Decision #42416-644Q203

From: Financial Consumer Agency of Canada

File: 42416-644Q203

Compliance issue

Cost of Borrowing — Failure to disclose manner in which interest is calculated/Failure to disclose information concerning any grace period that may apply
Bank Act, s. 452(2)(c)
Cost of Borrowing (Banks) Regulations, ss. 10(1)(f), 12(1)(a)

A bank did not accurately disclose in all cases how it calculated interest for its credit card accounts in its cardholder agreement. In some cases, the bank was using Method 1 to calculate interest on its customers’ credit cards, while the cardholder agreement disclosed that the bank was using Method 2.

For Method 1 the interest-free period for credit cards apply to new purchases only if the consumer pays their current month’s balance in full by the due date.

For Method 2 the interest-free period applies to new purchases only if consumers pay their current month’s balance in full by the due date, and have also paid their previous month’s balance in full by the due date (i.e., they are not carrying a balance from the previous month).

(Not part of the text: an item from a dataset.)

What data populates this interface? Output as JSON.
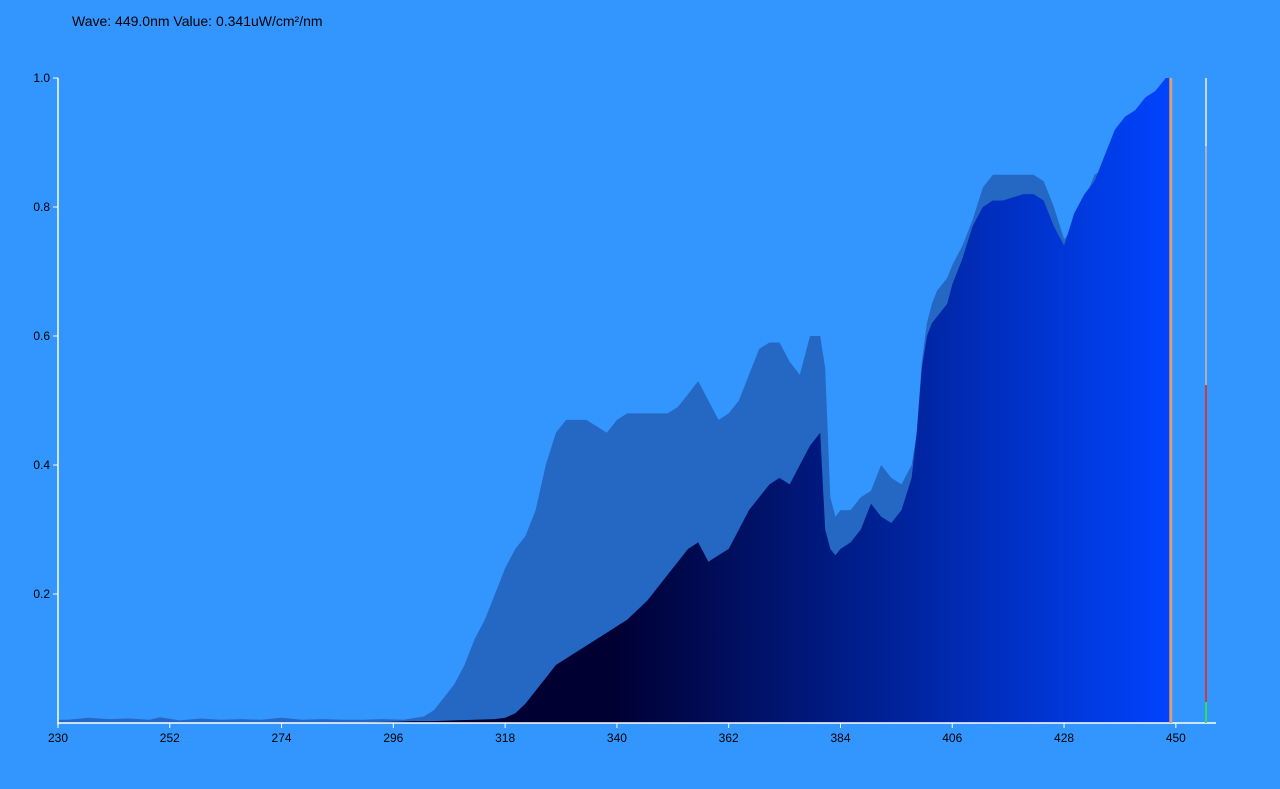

Paragraph 10(1)(f) of the Regulations provides that a bank that enters into a credit agreement for a line of credit must provide the borrower with an initial disclosure statement that includes the date on and after which interest accrues and information concerning any grace period that applies. Paragraph 12(1)(a) of the Cost of Borrowing (Banks) Regulations provides that a bank that enters into a credit agreement for a credit card must disclose to the borrower in an initial disclosure statement the manner in which interest is calculated. The manner in which the bank calculated interest charges did not correspond to the method disclosed in the credit card agreement.

Compliance measure(s) taken

Letter of ReprimandFootnote 1  noting one violation against the bank.

Compliance considerations

The Financial Consumer Agency of Canada (FCAC) does not regulate the interest rates charged on credit cards. It does, however, ensure that there is proper disclosure of the interest rate and of the calculation. In this case, the disclosure was not accurate. However, no cardholder was charged interest not provided for in the cardholder agreement. There were no previous violations noted against the bank.

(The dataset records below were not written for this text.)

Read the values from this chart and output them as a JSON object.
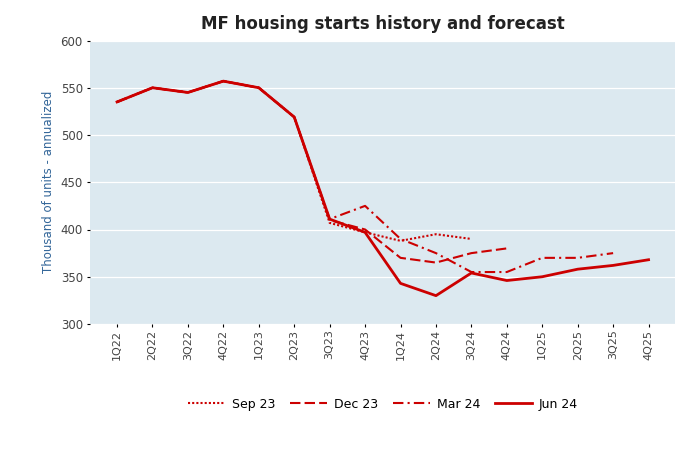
{
  "title": "MF housing starts history and forecast",
  "ylabel": "Thousand of units - annualized",
  "ylim": [
    300,
    600
  ],
  "yticks": [
    300,
    350,
    400,
    450,
    500,
    550,
    600
  ],
  "plot_bg": "#dce9f5",
  "fig_bg": "#ffffff",
  "line_color": "#cc0000",
  "quarters": [
    "1Q22",
    "2Q22",
    "3Q22",
    "4Q22",
    "1Q23",
    "2Q23",
    "3Q23",
    "4Q23",
    "1Q24",
    "2Q24",
    "3Q24",
    "4Q24",
    "1Q25",
    "2Q25",
    "3Q25",
    "4Q25"
  ],
  "sep23": [
    535,
    550,
    545,
    557,
    550,
    519,
    407,
    397,
    388,
    395,
    390,
    null,
    null,
    null,
    null,
    null
  ],
  "dec23": [
    535,
    550,
    545,
    557,
    550,
    519,
    410,
    400,
    370,
    365,
    375,
    380,
    null,
    null,
    null,
    null
  ],
  "mar24": [
    535,
    550,
    545,
    557,
    550,
    519,
    411,
    425,
    390,
    375,
    355,
    355,
    370,
    370,
    375,
    null
  ],
  "jun24": [
    535,
    550,
    545,
    557,
    550,
    519,
    411,
    397,
    343,
    330,
    354,
    346,
    350,
    358,
    362,
    368
  ],
  "legend_labels": [
    "Sep 23",
    "Dec 23",
    "Mar 24",
    "Jun 24"
  ]
}
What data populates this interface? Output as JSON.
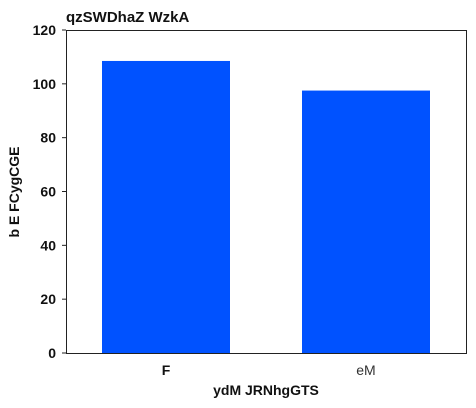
{
  "chart_data": {
    "type": "bar",
    "title": "qzSWDhaZ WzkA",
    "xlabel": "ydM JRNhgGTS",
    "ylabel": "b E FCygCGE",
    "categories": [
      "F",
      "eM"
    ],
    "values": [
      108.5,
      97.5
    ],
    "ylim": [
      0,
      120
    ],
    "yticks": [
      0,
      20,
      40,
      60,
      80,
      100,
      120
    ],
    "bar_color": "#0052ff",
    "grid": false,
    "legend": "none"
  }
}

Corrective measures taken by financial institution

  • At the time the Letter of Reprimand was issued, the bank was already in the process of changing their internal procedures to ensure they properly disclosed the way they charged interest and to inform their customers of the change.

Outcomes

By making certain that interest is calculated in the same manner as is described in a consumer’s cardholder agreement, the banks ensure that consumers have the correct information to understand the terms and conditions of their cardholder agreement. Informed consumers are in a better position to choose the financial institution and financial service or product that best suits their needs and banking habits. Facilitating comparison-shopping encourages healthy competition between financial institutions and promotes growth and innovation in the marketplace.